Observar o casal vizinho lavando e encerando o carro pode inspirar você e seu cônjuge a fazerem o mesmo. Mas será que é tão diferente se observar seus vizinhos fazendo sexo na piscina do quintal inspirar você e seu cônjuge a também curtirem momentos íntimos juntos?
Admirar a colcha Bargello que sua amiga fez pode inspirá-la a fazer uma também. Mas será que é tão diferente se admirar o corpo sexualmente atraente de uma amiga a inspirar a desfrutar do seu próprio corpo sexual através da masturbação?
Em um desses cenários há cobiça ou desejo pecaminoso por algo proibido, enquanto no outro não? De acordo com a Palavra de Deus, Deus julgaria uma dessas pessoas por pecar e não a outra?

Conclusão

Mais uma vez, Jesus disse em Mateus 5:28: “Mas eu vos digo que qualquer que olhar para uma mulher com intenção impura, já cometeu adultério com ela no seu coração”.

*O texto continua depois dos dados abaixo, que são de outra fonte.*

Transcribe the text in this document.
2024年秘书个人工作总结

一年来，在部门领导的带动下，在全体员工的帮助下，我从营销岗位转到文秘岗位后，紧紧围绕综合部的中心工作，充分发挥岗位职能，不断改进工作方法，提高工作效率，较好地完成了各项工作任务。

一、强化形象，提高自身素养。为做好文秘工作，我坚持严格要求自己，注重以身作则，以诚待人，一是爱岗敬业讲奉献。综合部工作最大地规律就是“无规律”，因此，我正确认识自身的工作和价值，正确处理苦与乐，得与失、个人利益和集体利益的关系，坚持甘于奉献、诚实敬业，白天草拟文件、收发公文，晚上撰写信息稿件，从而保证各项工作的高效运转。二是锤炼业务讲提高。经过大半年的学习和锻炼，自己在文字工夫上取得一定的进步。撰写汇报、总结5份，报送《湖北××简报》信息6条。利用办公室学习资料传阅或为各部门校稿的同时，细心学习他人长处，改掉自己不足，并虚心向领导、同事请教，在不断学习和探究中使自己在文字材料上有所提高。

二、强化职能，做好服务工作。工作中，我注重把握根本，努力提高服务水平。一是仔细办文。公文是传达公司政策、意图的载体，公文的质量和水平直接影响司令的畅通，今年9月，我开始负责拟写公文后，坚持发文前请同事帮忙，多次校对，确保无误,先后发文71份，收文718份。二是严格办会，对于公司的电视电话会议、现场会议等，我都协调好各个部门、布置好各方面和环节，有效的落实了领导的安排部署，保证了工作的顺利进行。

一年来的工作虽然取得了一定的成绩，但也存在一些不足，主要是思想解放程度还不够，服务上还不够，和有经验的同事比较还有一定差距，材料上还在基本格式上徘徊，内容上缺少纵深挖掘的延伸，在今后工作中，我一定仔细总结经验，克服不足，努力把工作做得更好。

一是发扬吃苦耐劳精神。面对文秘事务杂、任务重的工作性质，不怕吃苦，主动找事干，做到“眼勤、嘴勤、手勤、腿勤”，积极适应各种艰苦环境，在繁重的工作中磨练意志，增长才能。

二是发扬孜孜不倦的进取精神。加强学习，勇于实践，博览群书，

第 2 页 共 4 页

Então pergunto novamente: o que Jesus quis dizer com isso?

Ao considerarmos o que as diversas escrituras têm a dizer sobre sexualidade e o conteúdo das histórias eróticas nelas contidas, deveríamos ser mais livres em nossos pensamentos e expressões sobre o assunto? Deveríamos ler sobre as experiências sexuais de outras pessoas e conversar com elas sobre o que lhes dá prazer — ou até mesmo observar o que outras pessoas fazem e apreciam — para nos ajudar a melhorar nossas próprias experiências sexuais, assim como fazemos com todas as outras áreas da vida? Ou devemos reprimir todos os pensamentos sobre sexo? Devemos evitar todas as funções sexuais do nosso corpo até o casamento e, mesmo assim, seguir em frente ignorantemente, sem aprender com as experiências de outras pessoas, como faríamos em todas as outras áreas da nossa vida?

É isso que Jesus está nos ensinando?

Acho que minha posição está bem clara. O que você acha?